Relatively speaking I understand that I exist in a world of luxury compared to world standards. I don’t have to line up in queues to receive my single meal of the day or walk seven kilometers to obtain unclean water to drink. Nevertheless I currently feel like I have done ten rounds with a heavy-weight boxer who has seen no reason to be merciful on my bantamweight frame.
Actually I can really relate to the story of Elijah when he flees Jezebel (1 Kings 19:1-18). Elijah had just been a key player in revealing God’s awesome power to Ahab (1 Kings 18) and in doing so found that he was physically, mentally and spiritually exhausted. You’ll be happy to know that I have not slain any prophets of Baal in recent months, but the final stages of the doctoral submission process have left me seeking the quiet solitude and shade of a Coolabah tree:
But he himself went a day’s journey into the wilderness and came and sat down under a broom tree. And he asked that he might die, saying, “It is enough; now, O Lord, take away my life, for I am no better than my fathers.” And he lay down and slept under a broom tree. And be hold, an angel touched him and said to him, “Arise and eat.” (1 Kings 19:4-5)
Exhausted, Elijah lays down and goes to sleep. In stark contrast to much of the modern ‘faith teachings’ that circulate today Elijah is at the end of himself and simply unable to administer any ‘up-and-at-em’ attitude to his current state; so much so he falls asleep. Notice that it is while he rests that God ministers to him by sending his angel. Mathews writes,
The angel of the Lord strengthened him with food, and he journeyed forty days and nights to a cave at Mount Horeb. It was upon the same Mount Horeb, another name for Mount Sinai, that the Lord had revealed Himself to Moses (see Exod. 3; 19). Elijah complained that the Israelites had abandoned God and that he was the last prophet of the Lord. But Elijah was mistaken. God brought in succession a great wind, an earthquake, and a fire to ravage the mountain. But the prophet did not hear God in these events. Instead, Elijah heard the Lord in a small whisper. By this the prophet learned that sometimes God works in quiet ways. (p. 143)
When we are at the end of ourselves we can lose perspective. Elijah had lost perspective, believing that he was the only prophet left; but God graciously corrected him. Not only did the Lord reveal the existence of seven thousand other prophets (physical assurance), He revealed Himself (spiritual assurance). God knows what we need and when we need it; even if we are incapable of seeking or requesting it for ourselves.
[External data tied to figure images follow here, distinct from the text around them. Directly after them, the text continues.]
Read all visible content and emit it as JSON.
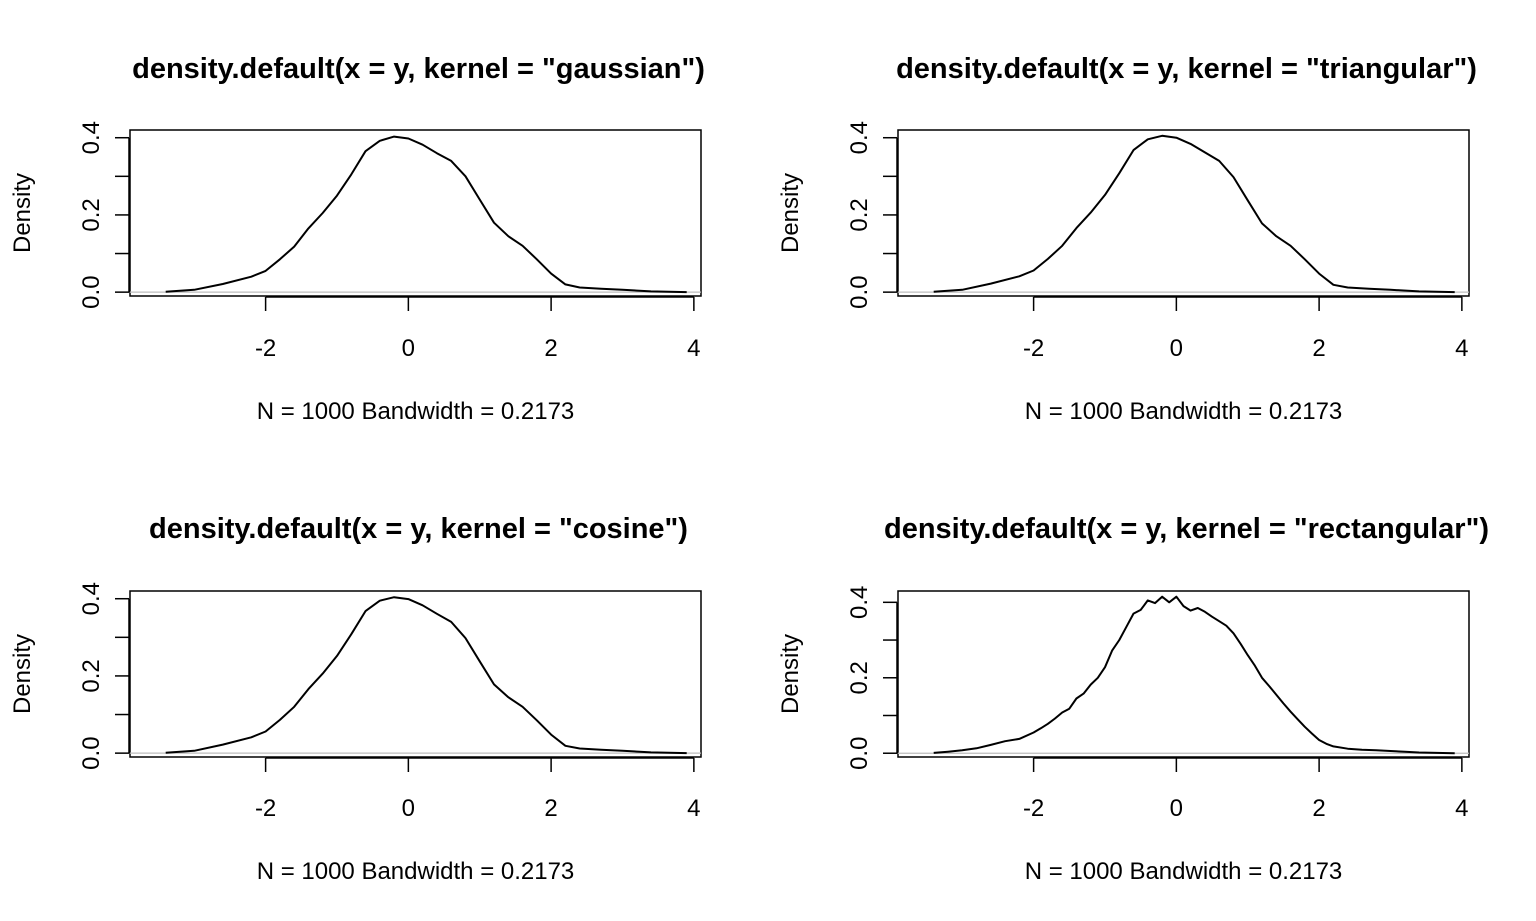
{
  "figure": {
    "layout": "2x2"
  },
  "chart_data": [
    {
      "type": "line",
      "kernel": "gaussian",
      "title": "density.default(x = y, kernel = \"gaussian\")",
      "xlabel": "N = 1000   Bandwidth = 0.2173",
      "ylabel": "Density",
      "x_ticks": [
        "-2",
        "0",
        "2",
        "4"
      ],
      "y_ticks": [
        "0.0",
        "0.2",
        "0.4"
      ],
      "xlim": [
        -3.9,
        4.1
      ],
      "ylim": [
        -0.01,
        0.42
      ],
      "grid": false,
      "series": [
        {
          "x": [
            -3.4,
            -3.0,
            -2.6,
            -2.2,
            -2.0,
            -1.8,
            -1.6,
            -1.4,
            -1.2,
            -1.0,
            -0.8,
            -0.6,
            -0.4,
            -0.2,
            0.0,
            0.2,
            0.4,
            0.6,
            0.8,
            1.0,
            1.2,
            1.4,
            1.6,
            1.8,
            2.0,
            2.2,
            2.4,
            2.7,
            3.0,
            3.4,
            3.9
          ],
          "y": [
            0.001,
            0.006,
            0.021,
            0.04,
            0.055,
            0.085,
            0.118,
            0.165,
            0.205,
            0.25,
            0.305,
            0.365,
            0.392,
            0.403,
            0.398,
            0.382,
            0.36,
            0.34,
            0.3,
            0.24,
            0.18,
            0.145,
            0.12,
            0.085,
            0.048,
            0.02,
            0.012,
            0.009,
            0.006,
            0.002,
            0.0
          ]
        }
      ]
    },
    {
      "type": "line",
      "kernel": "triangular",
      "title": "density.default(x = y, kernel = \"triangular\")",
      "xlabel": "N = 1000   Bandwidth = 0.2173",
      "ylabel": "Density",
      "x_ticks": [
        "-2",
        "0",
        "2",
        "4"
      ],
      "y_ticks": [
        "0.0",
        "0.2",
        "0.4"
      ],
      "xlim": [
        -3.9,
        4.1
      ],
      "ylim": [
        -0.01,
        0.42
      ],
      "grid": false,
      "series": [
        {
          "x": [
            -3.4,
            -3.0,
            -2.6,
            -2.2,
            -2.0,
            -1.8,
            -1.6,
            -1.4,
            -1.2,
            -1.0,
            -0.8,
            -0.6,
            -0.4,
            -0.2,
            0.0,
            0.2,
            0.4,
            0.6,
            0.8,
            1.0,
            1.2,
            1.4,
            1.6,
            1.8,
            2.0,
            2.2,
            2.4,
            2.7,
            3.0,
            3.4,
            3.9
          ],
          "y": [
            0.001,
            0.006,
            0.022,
            0.041,
            0.056,
            0.086,
            0.12,
            0.166,
            0.206,
            0.252,
            0.308,
            0.368,
            0.396,
            0.405,
            0.4,
            0.384,
            0.362,
            0.34,
            0.298,
            0.238,
            0.178,
            0.145,
            0.12,
            0.085,
            0.048,
            0.019,
            0.012,
            0.009,
            0.006,
            0.002,
            0.0
          ]
        }
      ]
    },
    {
      "type": "line",
      "kernel": "cosine",
      "title": "density.default(x = y, kernel = \"cosine\")",
      "xlabel": "N = 1000   Bandwidth = 0.2173",
      "ylabel": "Density",
      "x_ticks": [
        "-2",
        "0",
        "2",
        "4"
      ],
      "y_ticks": [
        "0.0",
        "0.2",
        "0.4"
      ],
      "xlim": [
        -3.9,
        4.1
      ],
      "ylim": [
        -0.01,
        0.42
      ],
      "grid": false,
      "series": [
        {
          "x": [
            -3.4,
            -3.0,
            -2.6,
            -2.2,
            -2.0,
            -1.8,
            -1.6,
            -1.4,
            -1.2,
            -1.0,
            -0.8,
            -0.6,
            -0.4,
            -0.2,
            0.0,
            0.2,
            0.4,
            0.6,
            0.8,
            1.0,
            1.2,
            1.4,
            1.6,
            1.8,
            2.0,
            2.2,
            2.4,
            2.7,
            3.0,
            3.4,
            3.9
          ],
          "y": [
            0.001,
            0.006,
            0.022,
            0.041,
            0.056,
            0.086,
            0.12,
            0.166,
            0.206,
            0.252,
            0.308,
            0.368,
            0.395,
            0.404,
            0.399,
            0.383,
            0.361,
            0.34,
            0.298,
            0.238,
            0.178,
            0.145,
            0.12,
            0.085,
            0.048,
            0.019,
            0.012,
            0.009,
            0.006,
            0.002,
            0.0
          ]
        }
      ]
    },
    {
      "type": "line",
      "kernel": "rectangular",
      "title": "density.default(x = y, kernel = \"rectangular\")",
      "xlabel": "N = 1000   Bandwidth = 0.2173",
      "ylabel": "Density",
      "x_ticks": [
        "-2",
        "0",
        "2",
        "4"
      ],
      "y_ticks": [
        "0.0",
        "0.2",
        "0.4"
      ],
      "xlim": [
        -3.9,
        4.1
      ],
      "ylim": [
        -0.01,
        0.43
      ],
      "grid": false,
      "series": [
        {
          "x": [
            -3.4,
            -3.2,
            -3.0,
            -2.8,
            -2.6,
            -2.4,
            -2.2,
            -2.0,
            -1.9,
            -1.8,
            -1.7,
            -1.6,
            -1.5,
            -1.4,
            -1.3,
            -1.2,
            -1.1,
            -1.0,
            -0.9,
            -0.8,
            -0.7,
            -0.6,
            -0.5,
            -0.4,
            -0.3,
            -0.2,
            -0.1,
            0.0,
            0.1,
            0.2,
            0.3,
            0.4,
            0.5,
            0.6,
            0.7,
            0.8,
            0.9,
            1.0,
            1.1,
            1.2,
            1.3,
            1.4,
            1.5,
            1.6,
            1.7,
            1.8,
            1.9,
            2.0,
            2.1,
            2.2,
            2.4,
            2.6,
            2.8,
            3.0,
            3.2,
            3.4,
            3.9
          ],
          "y": [
            0.001,
            0.004,
            0.008,
            0.013,
            0.022,
            0.032,
            0.038,
            0.055,
            0.066,
            0.078,
            0.092,
            0.108,
            0.118,
            0.145,
            0.158,
            0.182,
            0.2,
            0.228,
            0.272,
            0.3,
            0.335,
            0.37,
            0.38,
            0.405,
            0.398,
            0.415,
            0.4,
            0.415,
            0.39,
            0.378,
            0.385,
            0.375,
            0.362,
            0.35,
            0.338,
            0.318,
            0.29,
            0.26,
            0.232,
            0.2,
            0.178,
            0.155,
            0.132,
            0.11,
            0.09,
            0.07,
            0.052,
            0.035,
            0.025,
            0.018,
            0.012,
            0.009,
            0.008,
            0.006,
            0.004,
            0.002,
            0.0
          ]
        }
      ]
    }
  ]
}
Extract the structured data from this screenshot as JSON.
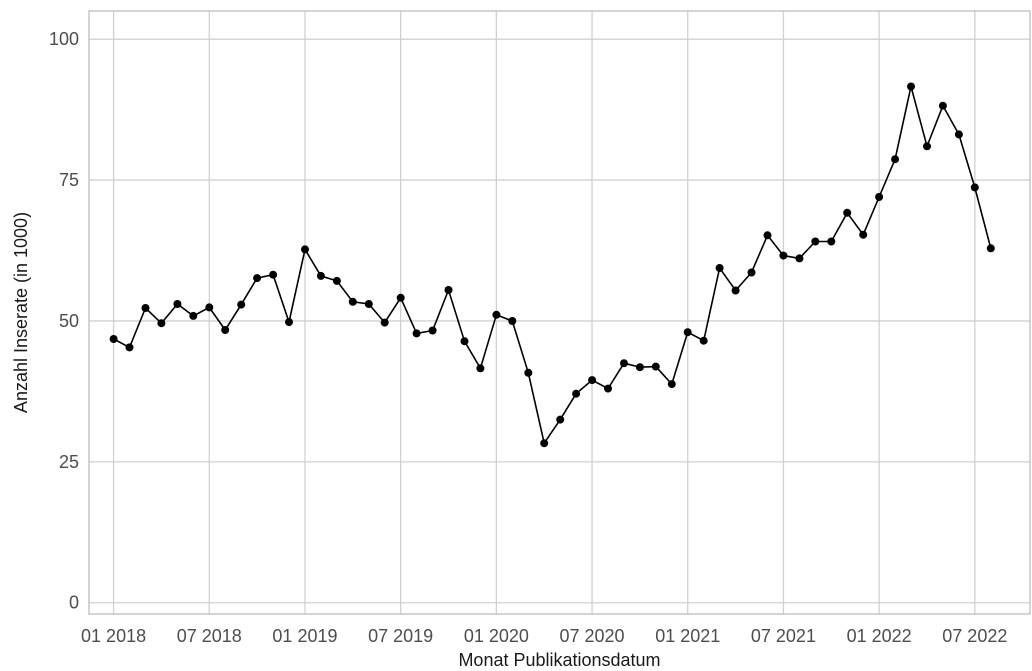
{
  "chart_data": {
    "type": "line",
    "xlabel": "Monat Publikationsdatum",
    "ylabel": "Anzahl Inserate (in 1000)",
    "ylim": [
      -2,
      105
    ],
    "xlim": [
      "2017-11-15",
      "2022-10-15"
    ],
    "grid": true,
    "x_ticks": [
      {
        "date": "2018-01",
        "label": "01 2018"
      },
      {
        "date": "2018-07",
        "label": "07 2018"
      },
      {
        "date": "2019-01",
        "label": "01 2019"
      },
      {
        "date": "2019-07",
        "label": "07 2019"
      },
      {
        "date": "2020-01",
        "label": "01 2020"
      },
      {
        "date": "2020-07",
        "label": "07 2020"
      },
      {
        "date": "2021-01",
        "label": "01 2021"
      },
      {
        "date": "2021-07",
        "label": "07 2021"
      },
      {
        "date": "2022-01",
        "label": "01 2022"
      },
      {
        "date": "2022-07",
        "label": "07 2022"
      }
    ],
    "y_ticks": [
      {
        "value": 0,
        "label": "0"
      },
      {
        "value": 25,
        "label": "25"
      },
      {
        "value": 50,
        "label": "50"
      },
      {
        "value": 75,
        "label": "75"
      },
      {
        "value": 100,
        "label": "100"
      }
    ],
    "series": [
      {
        "x": [
          "2018-01",
          "2018-02",
          "2018-03",
          "2018-04",
          "2018-05",
          "2018-06",
          "2018-07",
          "2018-08",
          "2018-09",
          "2018-10",
          "2018-11",
          "2018-12",
          "2019-01",
          "2019-02",
          "2019-03",
          "2019-04",
          "2019-05",
          "2019-06",
          "2019-07",
          "2019-08",
          "2019-09",
          "2019-10",
          "2019-11",
          "2019-12",
          "2020-01",
          "2020-02",
          "2020-03",
          "2020-04",
          "2020-05",
          "2020-06",
          "2020-07",
          "2020-08",
          "2020-09",
          "2020-10",
          "2020-11",
          "2020-12",
          "2021-01",
          "2021-02",
          "2021-03",
          "2021-04",
          "2021-05",
          "2021-06",
          "2021-07",
          "2021-08",
          "2021-09",
          "2021-10",
          "2021-11",
          "2021-12",
          "2022-01",
          "2022-02",
          "2022-03",
          "2022-04",
          "2022-05",
          "2022-06",
          "2022-07",
          "2022-08"
        ],
        "values": [
          46.8,
          45.3,
          52.3,
          49.6,
          53.0,
          50.9,
          52.4,
          48.4,
          52.9,
          57.6,
          58.2,
          49.8,
          62.7,
          58.0,
          57.1,
          53.4,
          53.0,
          49.7,
          54.1,
          47.8,
          48.3,
          55.5,
          46.4,
          41.6,
          51.1,
          50.0,
          40.8,
          28.3,
          32.5,
          37.1,
          39.5,
          38.0,
          42.5,
          41.8,
          41.9,
          38.8,
          48.0,
          46.5,
          59.4,
          55.4,
          58.6,
          65.2,
          61.6,
          61.1,
          64.1,
          64.1,
          69.2,
          65.3,
          72.0,
          78.7,
          91.6,
          81.0,
          88.2,
          83.1,
          73.7,
          62.9
        ]
      }
    ]
  }
}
Exhausted? Find yourself a tree and allow the God of Elijah to minister to you…you’ll be in good company; I’ve already pulled up my tuft of grass and lay down.
Mathews, K. A. (1998). The Historical Books. In D. S. Dockery (Ed.), Holman concise Bible commentary: Simple, straightforward commentary on every book of the Bible (D. S. Dockery, Ed.) (143). Nashville, TN: Broadman & Holman Publishers.